The functional annotation of IBD risk-associated noncoding variants has been limited by their reduced penetrance, which results in subtle or immeasurable effects under steady-state conditions, suggesting that measurable effects might appear only upon exposure to environmental stressors. In particular we are working on:

– Develop novel models of intestinal inflammation.

– Generate IBD reporter zebrafish lines to investigate the function of coding and non-coding IBD risk variants.

– Identify then environmental factors and mechanism by which aberrant intestinal immune responses are triggered in genetically susceptible hosts.

– Characterize the initiation and progression of adaptive commensal-specific T cell responses.

2. Identify novel cellular and molecular mechanisms of tissue regeneration following injury.

Using unbiased analysis of the immune cell composition, microbiota and transcriptomics during intestinal inflammation and regeneration, we have identified specific immune cells, bugs and pathways that might promote tissue regeneration upon damage. In particular we are working on:

– Characterize and validate candidate genes/pathways and/or cell types with respect to their potential role(s) in tissue regeneration.

– Identify pathways that promote colorectal cancer.

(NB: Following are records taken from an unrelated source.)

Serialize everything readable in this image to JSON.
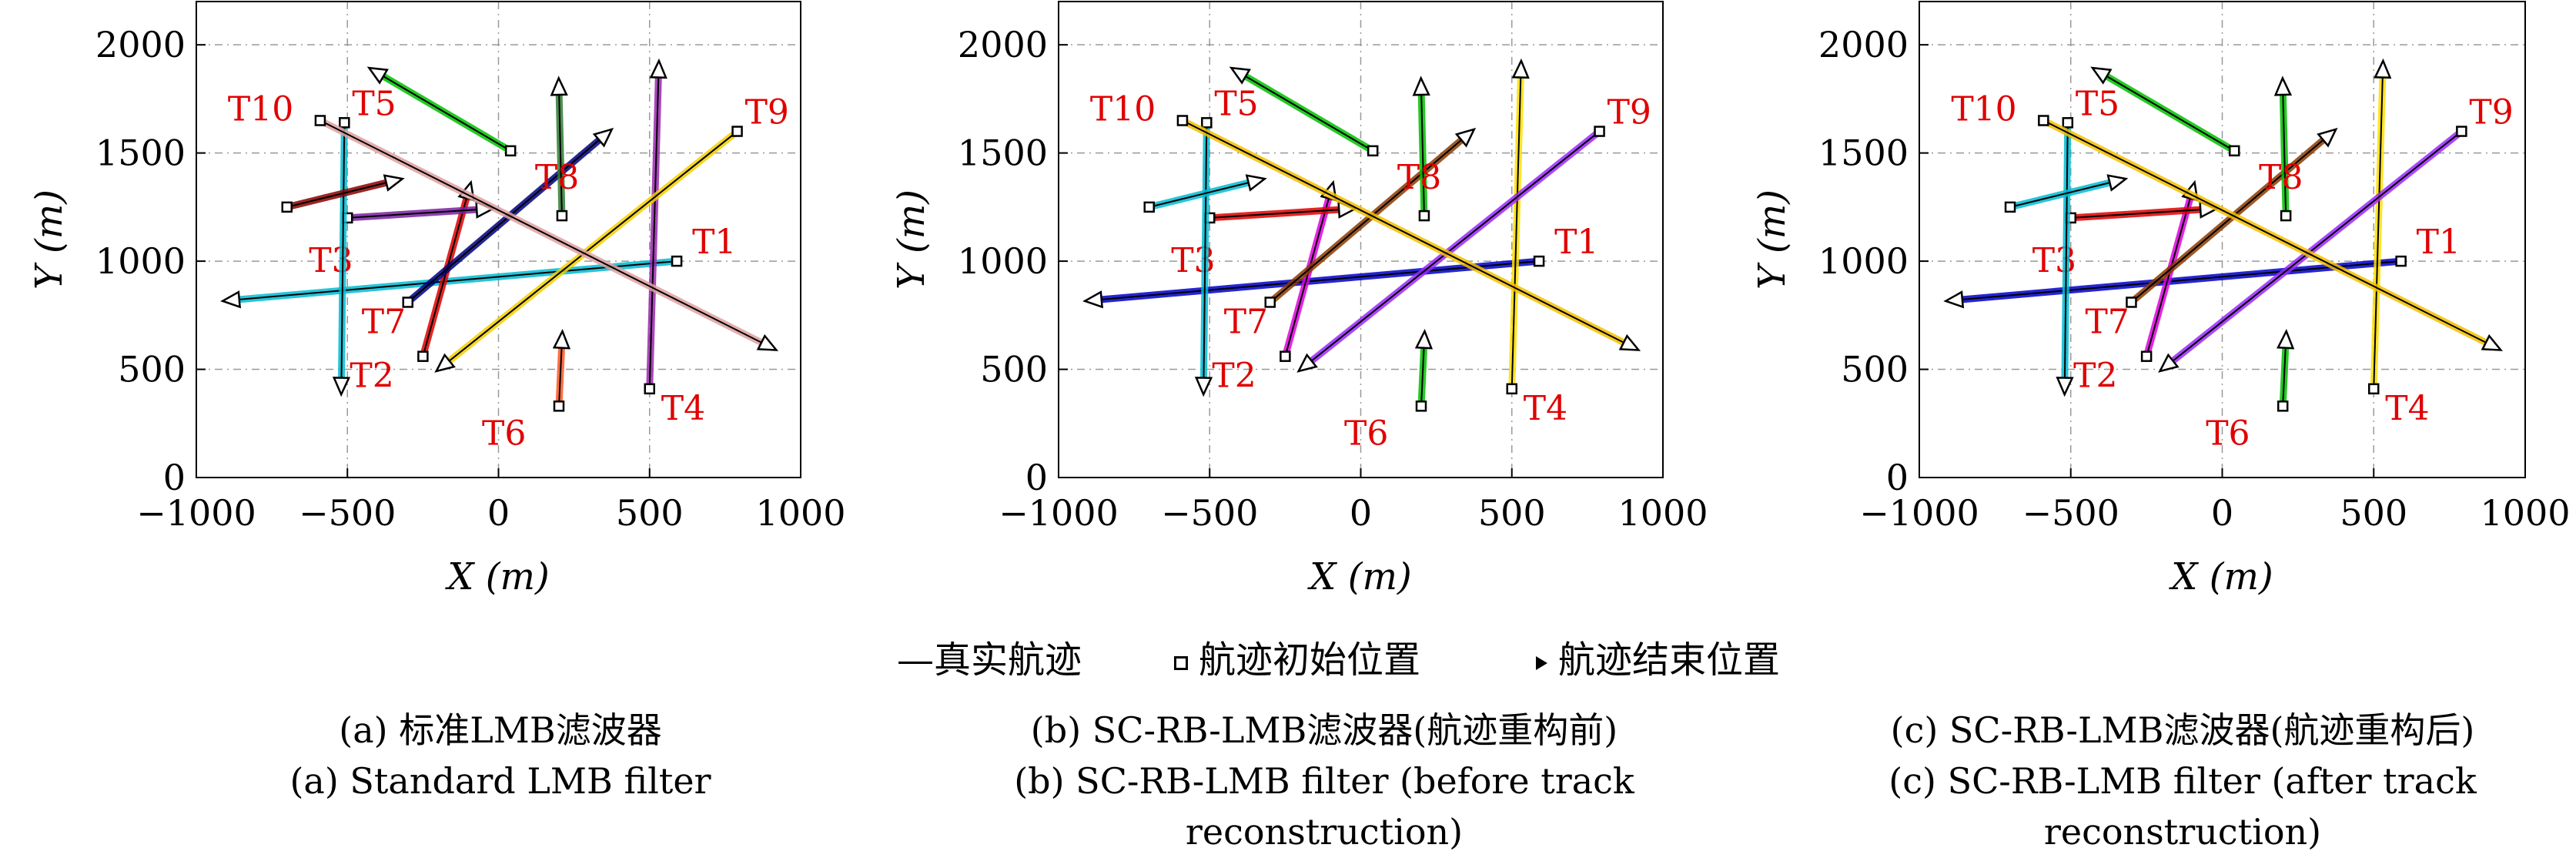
{
  "legend": {
    "true_track": "真实航迹",
    "start_position": "航迹初始位置",
    "end_position": "航迹结束位置"
  },
  "captions": [
    [
      "(a) 标准LMB滤波器",
      "(a) Standard LMB filter"
    ],
    [
      "(b) SC-RB-LMB滤波器(航迹重构前)",
      "(b) SC-RB-LMB filter (before track",
      "reconstruction)"
    ],
    [
      "(c) SC-RB-LMB滤波器(航迹重构后)",
      "(c) SC-RB-LMB filter (after track",
      "reconstruction)"
    ]
  ],
  "chart_data": [
    {
      "type": "line",
      "subplot": "a",
      "xlabel": "X (m)",
      "ylabel": "Y (m)",
      "xlim": [
        -1000,
        1000
      ],
      "ylim": [
        0,
        2200
      ],
      "xticks": [
        "−1000",
        "−500",
        "0",
        "500",
        "1000"
      ],
      "yticks": [
        "0",
        "500",
        "1000",
        "1500",
        "2000"
      ],
      "grid": true,
      "colors": {
        "T1": "#00bcd4",
        "T2": "#e00000",
        "T3": "#7a1fa2",
        "T4": "#9c27b0",
        "T5": "#00bcd4",
        "T6": "#ff5722",
        "T7": "#000080",
        "T8": "#2e7d32",
        "T9": "#f5d000",
        "T10": "#e0a0a0",
        "T11": "#00c000",
        "T12": "#8b0000"
      }
    },
    {
      "type": "line",
      "subplot": "b",
      "xlabel": "X (m)",
      "ylabel": "Y (m)",
      "xlim": [
        -1000,
        1000
      ],
      "ylim": [
        0,
        2200
      ],
      "xticks": [
        "−1000",
        "−500",
        "0",
        "500",
        "1000"
      ],
      "yticks": [
        "0",
        "500",
        "1000",
        "1500",
        "2000"
      ],
      "grid": true,
      "colors": {
        "T1": "#0000cc",
        "T2": "#e000e0",
        "T3": "#e00000",
        "T4": "#ffe000",
        "T5": "#00bcd4",
        "T6": "#00c000",
        "T7": "#8b3a00",
        "T8": "#00c000",
        "T9": "#9c27ff",
        "T10": "#f5c000",
        "T11": "#00c000",
        "T12": "#00bcd4"
      }
    },
    {
      "type": "line",
      "subplot": "c",
      "xlabel": "X (m)",
      "ylabel": "Y (m)",
      "xlim": [
        -1000,
        1000
      ],
      "ylim": [
        0,
        2200
      ],
      "xticks": [
        "−1000",
        "−500",
        "0",
        "500",
        "1000"
      ],
      "yticks": [
        "0",
        "500",
        "1000",
        "1500",
        "2000"
      ],
      "grid": true,
      "colors": {
        "T1": "#0000cc",
        "T2": "#e000e0",
        "T3": "#e00000",
        "T4": "#ffe000",
        "T5": "#00bcd4",
        "T6": "#00c000",
        "T7": "#8b3a00",
        "T8": "#00c000",
        "T9": "#9c27ff",
        "T10": "#f5c000",
        "T11": "#00c000",
        "T12": "#00bcd4"
      }
    }
  ],
  "tracks": [
    {
      "id": "T1",
      "label": "T1",
      "start": [
        590,
        1000
      ],
      "end": [
        -880,
        820
      ]
    },
    {
      "id": "T2",
      "label": "T2",
      "start": [
        -250,
        560
      ],
      "end": [
        -100,
        1320
      ]
    },
    {
      "id": "T3",
      "label": "T3",
      "start": [
        -500,
        1200
      ],
      "end": [
        -50,
        1240
      ]
    },
    {
      "id": "T4",
      "label": "T4",
      "start": [
        500,
        410
      ],
      "end": [
        530,
        1880
      ]
    },
    {
      "id": "T5",
      "label": "T5",
      "start": [
        -510,
        1640
      ],
      "end": [
        -520,
        430
      ]
    },
    {
      "id": "T6",
      "label": "T6",
      "start": [
        200,
        330
      ],
      "end": [
        210,
        630
      ]
    },
    {
      "id": "T7",
      "label": "T7",
      "start": [
        -300,
        810
      ],
      "end": [
        350,
        1580
      ]
    },
    {
      "id": "T8",
      "label": "T8",
      "start": [
        210,
        1210
      ],
      "end": [
        200,
        1800
      ]
    },
    {
      "id": "T9",
      "label": "T9",
      "start": [
        790,
        1600
      ],
      "end": [
        -180,
        520
      ]
    },
    {
      "id": "T10",
      "label": "T10",
      "start": [
        -590,
        1650
      ],
      "end": [
        890,
        610
      ]
    },
    {
      "id": "T11",
      "label": "",
      "start": [
        40,
        1510
      ],
      "end": [
        -400,
        1870
      ]
    },
    {
      "id": "T12",
      "label": "",
      "start": [
        -700,
        1250
      ],
      "end": [
        -350,
        1370
      ]
    }
  ]
}
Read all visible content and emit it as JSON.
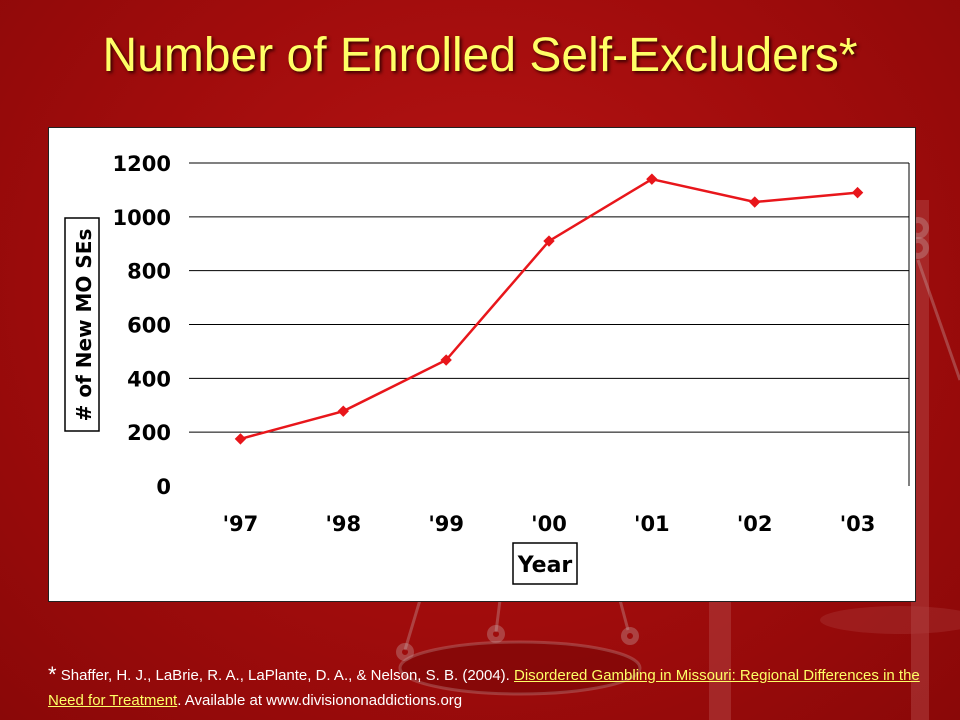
{
  "slide": {
    "title": "Number of Enrolled Self-Excluders*",
    "footnote": {
      "marker": "*",
      "authors": "Shaffer, H. J., LaBrie, R. A., LaPlante, D. A., & Nelson, S. B. (2004). ",
      "link_text": "Disordered Gambling in Missouri: Regional Differences in the Need for Treatment",
      "suffix": ". Available at www.divisiononaddictions.org"
    },
    "colors": {
      "background": "#a50d0d",
      "title": "#ffff66",
      "link": "#ffff66",
      "series_line": "#e8161b",
      "gridline": "#000000"
    }
  },
  "chart_data": {
    "type": "line",
    "categories": [
      "'97",
      "'98",
      "'99",
      "'00",
      "'01",
      "'02",
      "'03"
    ],
    "series": [
      {
        "values": [
          175,
          278,
          468,
          910,
          1140,
          1055,
          1090
        ]
      }
    ],
    "xlabel": "Year",
    "ylabel": "# of New MO SEs",
    "ylim": [
      0,
      1200
    ],
    "yticks": [
      0,
      200,
      400,
      600,
      800,
      1000,
      1200
    ],
    "grid": "horizontal",
    "marker": "diamond",
    "legend": "none"
  }
}
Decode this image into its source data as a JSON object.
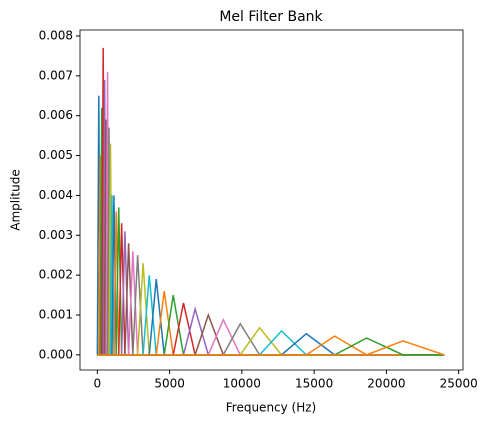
{
  "chart_data": {
    "type": "line",
    "title": "Mel Filter Bank",
    "x_label": "Frequency (Hz)",
    "y_label": "Amplitude",
    "xlim": [
      -1200,
      25300
    ],
    "ylim": [
      -0.00038,
      0.00815
    ],
    "xticks": [
      0,
      5000,
      10000,
      15000,
      20000,
      25000
    ],
    "yticks": [
      {
        "value": 0,
        "label": "0.000"
      },
      {
        "value": 0.001,
        "label": "0.001"
      },
      {
        "value": 0.002,
        "label": "0.002"
      },
      {
        "value": 0.003,
        "label": "0.003"
      },
      {
        "value": 0.004,
        "label": "0.004"
      },
      {
        "value": 0.005,
        "label": "0.005"
      },
      {
        "value": 0.006,
        "label": "0.006"
      },
      {
        "value": 0.007,
        "label": "0.007"
      },
      {
        "value": 0.008,
        "label": "0.008"
      }
    ],
    "series": [
      {
        "color": "#1f77b4",
        "x": [
          0,
          0,
          101,
          202,
          24000
        ],
        "values": [
          0,
          0,
          0.0065,
          0,
          0
        ]
      },
      {
        "color": "#ff7f0e",
        "x": [
          0,
          101,
          202,
          304,
          24000
        ],
        "values": [
          0,
          0,
          0.005,
          0,
          0
        ]
      },
      {
        "color": "#2ca02c",
        "x": [
          0,
          202,
          304,
          405,
          24000
        ],
        "values": [
          0,
          0,
          0.0062,
          0,
          0
        ]
      },
      {
        "color": "#d62728",
        "x": [
          0,
          304,
          405,
          506,
          24000
        ],
        "values": [
          0,
          0,
          0.0077,
          0,
          0
        ]
      },
      {
        "color": "#9467bd",
        "x": [
          0,
          405,
          506,
          607,
          24000
        ],
        "values": [
          0,
          0,
          0.0069,
          0,
          0
        ]
      },
      {
        "color": "#8c564b",
        "x": [
          0,
          506,
          607,
          708,
          24000
        ],
        "values": [
          0,
          0,
          0.0059,
          0,
          0
        ]
      },
      {
        "color": "#e377c2",
        "x": [
          0,
          607,
          708,
          810,
          24000
        ],
        "values": [
          0,
          0,
          0.0071,
          0,
          0
        ]
      },
      {
        "color": "#7f7f7f",
        "x": [
          0,
          708,
          810,
          911,
          24000
        ],
        "values": [
          0,
          0,
          0.0057,
          0,
          0
        ]
      },
      {
        "color": "#bcbd22",
        "x": [
          0,
          810,
          911,
          1012,
          24000
        ],
        "values": [
          0,
          0,
          0.0053,
          0,
          0
        ]
      },
      {
        "color": "#17becf",
        "x": [
          0,
          911,
          1012,
          1149,
          24000
        ],
        "values": [
          0,
          0,
          0.004,
          0,
          0
        ]
      },
      {
        "color": "#1f77b4",
        "x": [
          0,
          1012,
          1149,
          1304,
          24000
        ],
        "values": [
          0,
          0,
          0.004,
          0,
          0
        ]
      },
      {
        "color": "#ff7f0e",
        "x": [
          0,
          1149,
          1304,
          1480,
          24000
        ],
        "values": [
          0,
          0,
          0.0036,
          0,
          0
        ]
      },
      {
        "color": "#2ca02c",
        "x": [
          0,
          1304,
          1480,
          1680,
          24000
        ],
        "values": [
          0,
          0,
          0.0037,
          0,
          0
        ]
      },
      {
        "color": "#d62728",
        "x": [
          0,
          1480,
          1680,
          1907,
          24000
        ],
        "values": [
          0,
          0,
          0.0033,
          0,
          0
        ]
      },
      {
        "color": "#9467bd",
        "x": [
          0,
          1680,
          1907,
          2164,
          24000
        ],
        "values": [
          0,
          0,
          0.0031,
          0,
          0
        ]
      },
      {
        "color": "#8c564b",
        "x": [
          0,
          1907,
          2164,
          2456,
          24000
        ],
        "values": [
          0,
          0,
          0.0028,
          0,
          0
        ]
      },
      {
        "color": "#e377c2",
        "x": [
          0,
          2164,
          2456,
          2788,
          24000
        ],
        "values": [
          0,
          0,
          0.0026,
          0,
          0
        ]
      },
      {
        "color": "#7f7f7f",
        "x": [
          0,
          2456,
          2788,
          3164,
          24000
        ],
        "values": [
          0,
          0,
          0.0025,
          0,
          0
        ]
      },
      {
        "color": "#bcbd22",
        "x": [
          0,
          2788,
          3164,
          3591,
          24000
        ],
        "values": [
          0,
          0,
          0.0023,
          0,
          0
        ]
      },
      {
        "color": "#17becf",
        "x": [
          0,
          3164,
          3591,
          4076,
          24000
        ],
        "values": [
          0,
          0,
          0.002,
          0,
          0
        ]
      },
      {
        "color": "#1f77b4",
        "x": [
          0,
          3591,
          4076,
          4627,
          24000
        ],
        "values": [
          0,
          0,
          0.0019,
          0,
          0
        ]
      },
      {
        "color": "#ff7f0e",
        "x": [
          0,
          4076,
          4627,
          5251,
          24000
        ],
        "values": [
          0,
          0,
          0.0016,
          0,
          0
        ]
      },
      {
        "color": "#2ca02c",
        "x": [
          0,
          4627,
          5251,
          5960,
          24000
        ],
        "values": [
          0,
          0,
          0.0015,
          0,
          0
        ]
      },
      {
        "color": "#d62728",
        "x": [
          0,
          5251,
          5960,
          6765,
          24000
        ],
        "values": [
          0,
          0,
          0.0013,
          0,
          0
        ]
      },
      {
        "color": "#9467bd",
        "x": [
          0,
          5960,
          6765,
          7678,
          24000
        ],
        "values": [
          0,
          0,
          0.00115,
          0,
          0
        ]
      },
      {
        "color": "#8c564b",
        "x": [
          0,
          6765,
          7678,
          8714,
          24000
        ],
        "values": [
          0,
          0,
          0.001,
          0,
          0
        ]
      },
      {
        "color": "#e377c2",
        "x": [
          0,
          7678,
          8714,
          9891,
          24000
        ],
        "values": [
          0,
          0,
          0.00088,
          0,
          0
        ]
      },
      {
        "color": "#7f7f7f",
        "x": [
          0,
          8714,
          9891,
          11226,
          24000
        ],
        "values": [
          0,
          0,
          0.00078,
          0,
          0
        ]
      },
      {
        "color": "#bcbd22",
        "x": [
          0,
          9891,
          11226,
          12742,
          24000
        ],
        "values": [
          0,
          0,
          0.00068,
          0,
          0
        ]
      },
      {
        "color": "#17becf",
        "x": [
          0,
          11226,
          12742,
          14462,
          24000
        ],
        "values": [
          0,
          0,
          0.0006,
          0,
          0
        ]
      },
      {
        "color": "#1f77b4",
        "x": [
          0,
          12742,
          14462,
          16414,
          24000
        ],
        "values": [
          0,
          0,
          0.00053,
          0,
          0
        ]
      },
      {
        "color": "#ff7f0e",
        "x": [
          0,
          14462,
          16414,
          18630,
          24000
        ],
        "values": [
          0,
          0,
          0.00047,
          0,
          0
        ]
      },
      {
        "color": "#2ca02c",
        "x": [
          0,
          16414,
          18630,
          21145,
          24000
        ],
        "values": [
          0,
          0,
          0.00042,
          0,
          0
        ]
      },
      {
        "color": "#ff7f0e",
        "x": [
          0,
          18630,
          21145,
          24000,
          24000
        ],
        "values": [
          0,
          0,
          0.00035,
          0,
          0
        ]
      }
    ]
  }
}
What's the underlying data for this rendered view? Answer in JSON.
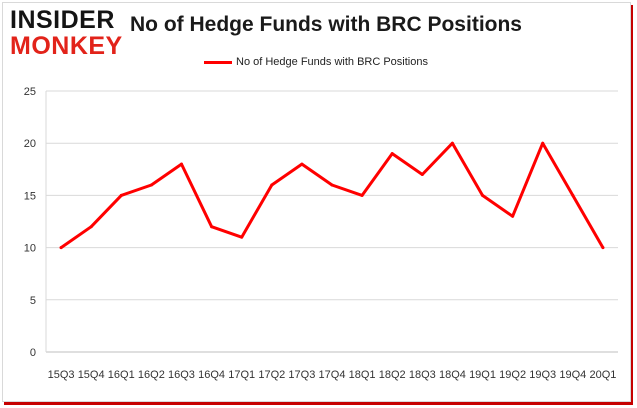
{
  "logo": {
    "line1": "INSIDER",
    "line2": "MONKEY"
  },
  "chart_data": {
    "type": "line",
    "title": "No of Hedge Funds with BRC Positions",
    "xlabel": "",
    "ylabel": "",
    "legend_position": "top-center",
    "grid": true,
    "categories": [
      "15Q3",
      "15Q4",
      "16Q1",
      "16Q2",
      "16Q3",
      "16Q4",
      "17Q1",
      "17Q2",
      "17Q3",
      "17Q4",
      "18Q1",
      "18Q2",
      "18Q3",
      "18Q4",
      "19Q1",
      "19Q2",
      "19Q3",
      "19Q4",
      "20Q1"
    ],
    "ylim": [
      0,
      25
    ],
    "yticks": [
      0,
      5,
      10,
      15,
      20,
      25
    ],
    "series": [
      {
        "name": "No of Hedge Funds with BRC Positions",
        "color": "#ff0000",
        "values": [
          10,
          12,
          15,
          16,
          18,
          12,
          11,
          16,
          18,
          16,
          15,
          19,
          17,
          20,
          15,
          13,
          20,
          15,
          10
        ]
      }
    ]
  }
}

– Further characterize the crosstalk between lymphocytes and the epithelium that modulate intestinal regeneration.

– Gain mechanistic insights into how lymphocytes may support barrier functions.

3. To determine the heterogeneity of UC and identify conserved genes and pathways involved in IBD.

We have recently developed an unsupervised method to molecularly stratify ulcerative colitis (UC) patients (Czarnewski et al., Nat Comm, 2019). Using this method, we have subdivided UC into two groups; UC1 and UC2. While UC1 patients are characterized by a transcriptomic signature indicating an enhanced neutrophil activity they also show poor clinical response to biological treatments. Therefore, we are working to:

– Further characterize UC1 patients and identify therapeutic targets to either promote remission or make them responders (e.g. conversion into UC2).

– Generate an affordable diagnostic tool that can be used to identify UC1 and UC2 patients.

– Further characterize UC1 and UC2 patients using other “omic” approaches (e.g. microbiome, CyTOFF, etc).

– To perform cross-species comparisons of different processes associated with IBD, such as acute intestinal inflammation and mucosal healing.